Under certain circumstances the checker may signal false-positives. Tweaking the options 'Finite difference step' and 'Derivative test tol' can help prevent this.

It is highly recommended that during the writing or development of the derivative call-back, you set the option 'Check derivatives' to 'yes'. After validating the residual Jacobian matrix, and to avoid performance impact, the option can then be reset to 'no'.

Residual weights

Under certain circumstances it is known that some residuals are more reliable than others. In such cases it is desirable to give more importance to these. This is done by defining the weighting matrix, \(W\), using da_nlls_define_weights. Note that \(W\) is a diagonal matrix with positive elements.
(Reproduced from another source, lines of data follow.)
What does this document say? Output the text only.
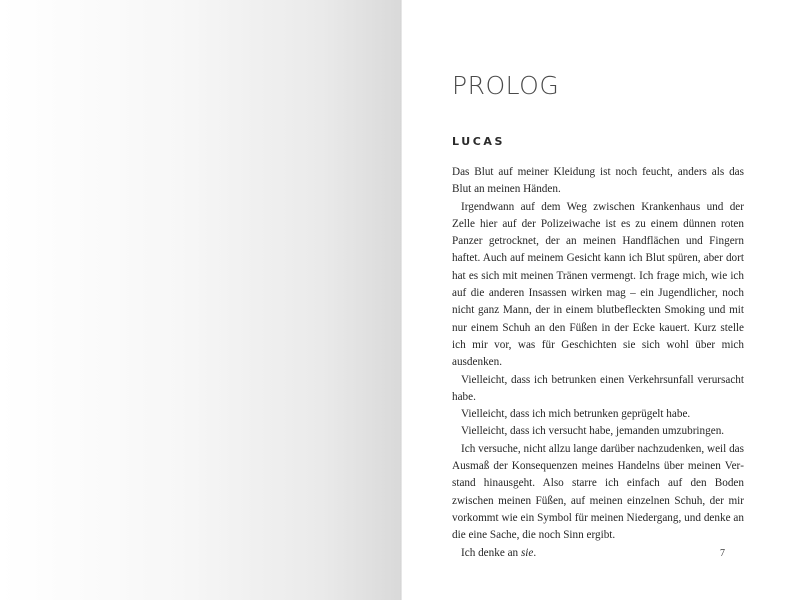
PROLOG
LUCAS

Das Blut auf meiner Kleidung ist noch feucht, anders als das Blut an meinen Händen.

Irgendwann auf dem Weg zwischen Krankenhaus und der Zelle hier auf der Polizeiwache ist es zu einem dünnen roten Panzer getrocknet, der an meinen Handflächen und Fingern haftet. Auch auf meinem Gesicht kann ich Blut spüren, aber dort hat es sich mit meinen Tränen vermengt. Ich frage mich, wie ich auf die anderen Insassen wirken mag – ein Jugendlicher, noch nicht ganz Mann, der in einem blutbefleckten Smoking und mit nur einem Schuh an den Füßen in der Ecke kauert. Kurz stelle ich mir vor, was für Geschichten sie sich wohl über mich ausdenken.

Vielleicht, dass ich betrunken einen Verkehrsunfall verursacht habe.

Vielleicht, dass ich mich betrunken geprügelt habe.

Vielleicht, dass ich versucht habe, jemanden umzubringen.

Ich versuche, nicht allzu lange darüber nachzudenken, weil das Ausmaß der Konsequenzen meines Handelns über meinen Verstand hinausgeht. Also starre ich einfach auf den Boden zwischen meinen Füßen, auf meinen einzelnen Schuh, der mir vorkommt wie ein Symbol für meinen Niedergang, und denke an die eine Sache, die noch Sinn ergibt.

Ich denke an sie.	7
These elements should correspond to the inverse of the variance of each residual.

Constraining the model

Some models aim to explain real-life phenomena where some coefficients may not make physical sense if they take certain invalid values, e.g. coefficient \(x_j\) representing a distance may not take negative values. For these cases, parameter optimization needs to be constrained to valid values. In the previous distance example, the coefficient would be bound constrained to the non-negative real half-space: \(0 \le x_j\). These constraints are added to the model using da_nlls_define_bounds.

Adding regularization

Nonlinear models can have multiple local-minima that are undesirable, provide a biased solution or even show signs of overfitting. A practical way to tackle these scenarios is to introduce regularization. Typically quadratic or cubic regularization (i.e., \(p=2, 3\)) yield best results. Note that \(\sigma\) and \(p\) are hyperparameters and are not optimized by this model, so they have to be provided by the caller. \(\sigma\) provides a transition between an unregularized local solution (\(\sigma=0\)) and the zero-coefficient vector (\(\sigma \gg 0\)). Striking the correct balance may require trial and error or a good understanding of the underlying model. Regularization is added by using the optional parameters Regularization term (\(\sigma\)) and Regularization power (\(p\)), see Nonlinear least-squares options.

Training the model

Once the model has been set up, the iterative training process is performed by calling the optimizer da_nlls_fit.